The Tokugawa Garden (徳川園 Tokugawa-en) is a Japanese garden in the city of Nagoya, central Japan. It is located next to the Tokugawa Art Museum.

== History ==
In the early Edo period (1603-1867), Tokugawa Mitsutomo (1625-1700), the second lord of the Owari branch of the Tokugawa clan, established a vast residence called the Ōzone Shimoyashiki. After his death, the property was passed on to the families of his three retainers Naruse, Ishiko, and Watanabe, until the Meiji Restoration of 1867, when ownership was returned to the Owari Tokugawa.

In 1931, Tokugawa Yoshichika (1886-1976), the 19th head of the Tokugawa family, decided that "the time had come to present the property to the community", and donated the land of 23,000 m2 and buildings to the City of Nagoya. Included in the donation were family treasures and the establishment of the Owari Tokugawa Reimeikai Foundation. The City opened the garden in 1932, and the foundation opened the art museum in 1935. The garden however was destroyed during World War II, leaving only the main gate intact.

To celebrate the 50th anniversary of the art museum in 1985, nationwide fundraising led by local economic organisations made possible extensive renovations and expansion of the museum. In 2004, aiming to unite many historical inheritances found in the region, the garden, a sanctuary of modern samurai culture representing Japan was built, along with a stroll-style pond to complete its atmosphere.

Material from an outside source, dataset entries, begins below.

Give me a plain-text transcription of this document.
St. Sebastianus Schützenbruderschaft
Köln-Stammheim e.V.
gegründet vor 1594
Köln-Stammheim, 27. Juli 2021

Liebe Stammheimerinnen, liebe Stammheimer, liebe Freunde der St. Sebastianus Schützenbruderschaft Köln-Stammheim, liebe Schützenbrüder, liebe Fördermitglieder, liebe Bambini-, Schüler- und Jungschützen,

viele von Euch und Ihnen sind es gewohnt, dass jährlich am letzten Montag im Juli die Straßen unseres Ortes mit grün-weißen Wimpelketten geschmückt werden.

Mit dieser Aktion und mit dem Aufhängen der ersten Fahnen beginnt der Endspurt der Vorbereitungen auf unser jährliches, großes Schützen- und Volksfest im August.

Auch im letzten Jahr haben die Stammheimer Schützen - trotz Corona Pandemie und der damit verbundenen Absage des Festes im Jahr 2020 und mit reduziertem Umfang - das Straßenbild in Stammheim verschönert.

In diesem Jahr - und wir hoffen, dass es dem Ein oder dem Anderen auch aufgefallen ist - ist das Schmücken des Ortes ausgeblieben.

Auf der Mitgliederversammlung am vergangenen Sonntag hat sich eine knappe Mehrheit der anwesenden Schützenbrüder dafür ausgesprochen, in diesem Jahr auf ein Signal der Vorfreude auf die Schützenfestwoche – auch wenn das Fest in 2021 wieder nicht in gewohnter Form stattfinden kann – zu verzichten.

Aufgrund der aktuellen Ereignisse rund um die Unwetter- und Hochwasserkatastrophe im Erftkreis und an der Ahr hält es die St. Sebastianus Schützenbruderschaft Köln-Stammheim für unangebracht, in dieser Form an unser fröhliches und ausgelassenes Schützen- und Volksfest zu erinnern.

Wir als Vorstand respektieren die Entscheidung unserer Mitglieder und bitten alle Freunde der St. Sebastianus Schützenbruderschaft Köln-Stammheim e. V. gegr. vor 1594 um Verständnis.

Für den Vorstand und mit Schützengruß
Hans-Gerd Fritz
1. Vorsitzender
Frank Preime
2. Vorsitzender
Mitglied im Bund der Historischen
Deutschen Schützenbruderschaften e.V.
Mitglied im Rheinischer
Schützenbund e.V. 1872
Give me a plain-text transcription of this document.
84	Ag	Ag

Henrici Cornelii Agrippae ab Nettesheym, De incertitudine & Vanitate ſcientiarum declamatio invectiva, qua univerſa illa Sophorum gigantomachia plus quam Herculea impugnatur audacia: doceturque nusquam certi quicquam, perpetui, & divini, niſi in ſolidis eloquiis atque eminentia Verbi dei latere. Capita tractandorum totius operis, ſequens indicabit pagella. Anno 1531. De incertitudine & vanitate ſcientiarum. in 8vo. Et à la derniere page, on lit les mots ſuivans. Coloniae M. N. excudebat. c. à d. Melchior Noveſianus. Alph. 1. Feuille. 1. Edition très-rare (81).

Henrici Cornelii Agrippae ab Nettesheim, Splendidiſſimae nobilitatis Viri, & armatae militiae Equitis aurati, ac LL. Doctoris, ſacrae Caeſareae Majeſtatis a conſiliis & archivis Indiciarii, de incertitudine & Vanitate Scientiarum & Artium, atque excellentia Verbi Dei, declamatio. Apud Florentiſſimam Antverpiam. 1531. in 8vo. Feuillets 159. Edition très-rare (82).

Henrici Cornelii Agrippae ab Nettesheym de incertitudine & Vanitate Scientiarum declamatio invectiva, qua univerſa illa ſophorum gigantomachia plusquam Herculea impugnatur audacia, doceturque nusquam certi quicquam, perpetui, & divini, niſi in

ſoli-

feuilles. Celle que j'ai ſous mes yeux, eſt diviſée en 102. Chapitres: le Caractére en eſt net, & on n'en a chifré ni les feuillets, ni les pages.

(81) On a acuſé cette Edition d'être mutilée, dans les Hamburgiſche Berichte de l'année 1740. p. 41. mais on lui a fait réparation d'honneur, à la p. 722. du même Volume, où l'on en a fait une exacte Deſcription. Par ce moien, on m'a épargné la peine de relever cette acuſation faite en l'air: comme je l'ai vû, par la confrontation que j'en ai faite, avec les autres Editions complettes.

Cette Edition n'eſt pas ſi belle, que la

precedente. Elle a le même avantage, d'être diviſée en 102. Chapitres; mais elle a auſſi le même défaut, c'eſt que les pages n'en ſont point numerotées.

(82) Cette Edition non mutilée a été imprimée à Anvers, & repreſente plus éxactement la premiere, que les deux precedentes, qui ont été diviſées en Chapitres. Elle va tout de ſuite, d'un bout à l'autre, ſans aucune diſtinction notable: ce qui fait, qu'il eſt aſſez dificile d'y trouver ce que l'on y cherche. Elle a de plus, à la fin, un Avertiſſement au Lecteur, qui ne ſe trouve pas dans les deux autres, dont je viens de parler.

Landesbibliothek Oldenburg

To the south of the garden, the Hōsa Library houses historical materials and documents connected with the Owari Tokugawa family.

Access by public transport is by Morishita Station by the Seto line or Ōzone Station by the Meijo Line of the Nagoya Municipal Subway.

== Layout ==
Access to the complex is through the main gate, called Kuro-mon (Black Gate). The gate, which survived the destruction of World War II, is made out of wood and has a gable roof.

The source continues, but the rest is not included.